Scott Frantz

No. 74
- Position: Offensive tackle

Personal information
- Born: June 7, 1996 (age 29) Lawrence, Kansas, U.S.
- Listed height: 6 ft 5 in (1.96 m)
- Listed weight: 303 lb (137 kg)

Career information
- High school: Free State (Lawrence, Kansas)
- College: Kansas State (2015–2019);

Awards and highlights
- Second-team All-Big-12 (2019); 2016 First Team Big 12 All-Freshman Team (Athlon); 2016 All-Bowl Team (AP, USA Today); 2016–18 First Team Academic All-Big 12;
- Stats at ESPN

= Scott Frantz (American football) =

American football player (born 1996)

Scott A. Frantz (born June 7, 1996) is an American former college football player who was an offensive tackle for the Kansas State Wildcats. He earned second-team all-conference honors in the Big 12 as a senior in 2019.

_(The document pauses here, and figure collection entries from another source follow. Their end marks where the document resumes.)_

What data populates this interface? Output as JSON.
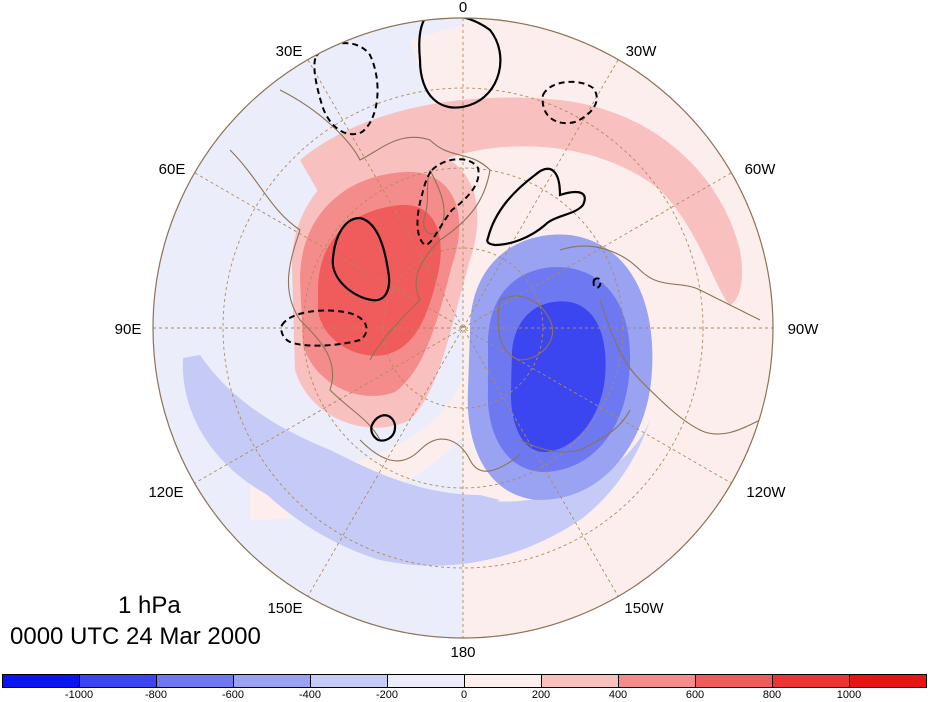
{
  "map": {
    "projection": "north polar stereographic",
    "field": "geopotential height anomaly",
    "longitude_labels": {
      "lon_0": "0",
      "lon_30E": "30E",
      "lon_30W": "30W",
      "lon_60E": "60E",
      "lon_60W": "60W",
      "lon_90E": "90E",
      "lon_90W": "90W",
      "lon_120E": "120E",
      "lon_120W": "120W",
      "lon_150E": "150E",
      "lon_150W": "150W",
      "lon_180": "180"
    }
  },
  "title": {
    "level": "1 hPa",
    "time": "0000 UTC 24 Mar 2000"
  },
  "colorbar": {
    "tick_labels": [
      "-1000",
      "-800",
      "-600",
      "-400",
      "-200",
      "0",
      "200",
      "400",
      "600",
      "800",
      "1000"
    ],
    "colors": [
      "#0a14f0",
      "#3c46f0",
      "#6e78f0",
      "#9aa2f2",
      "#c6caf6",
      "#ecedfb",
      "#fdeeee",
      "#f9c0c0",
      "#f58c8c",
      "#f05c5c",
      "#ec3434",
      "#e81414"
    ]
  },
  "colors": {
    "map_outline": "#8b7355",
    "graticule": "#b08a5a",
    "coastline": "#8b7355",
    "contour": "#000000"
  }
}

Frantz attended Free State High School in Lawrence, Kansas, before committing to play at Kansas State University. In 2017, Frantz publicly came out as gay, joining My-King Johnson as two of the first openly gay players in the NCAA Division I Football Bowl Subdivision (FBS). Later that same year, Frantz became the first openly gay college football player to play in a game for an FBS school. He started 51 straight games for the Wildcats and was named second-team All-Big-12 in his senior year in 2019.

He went undrafted in the 2020 NFL draft.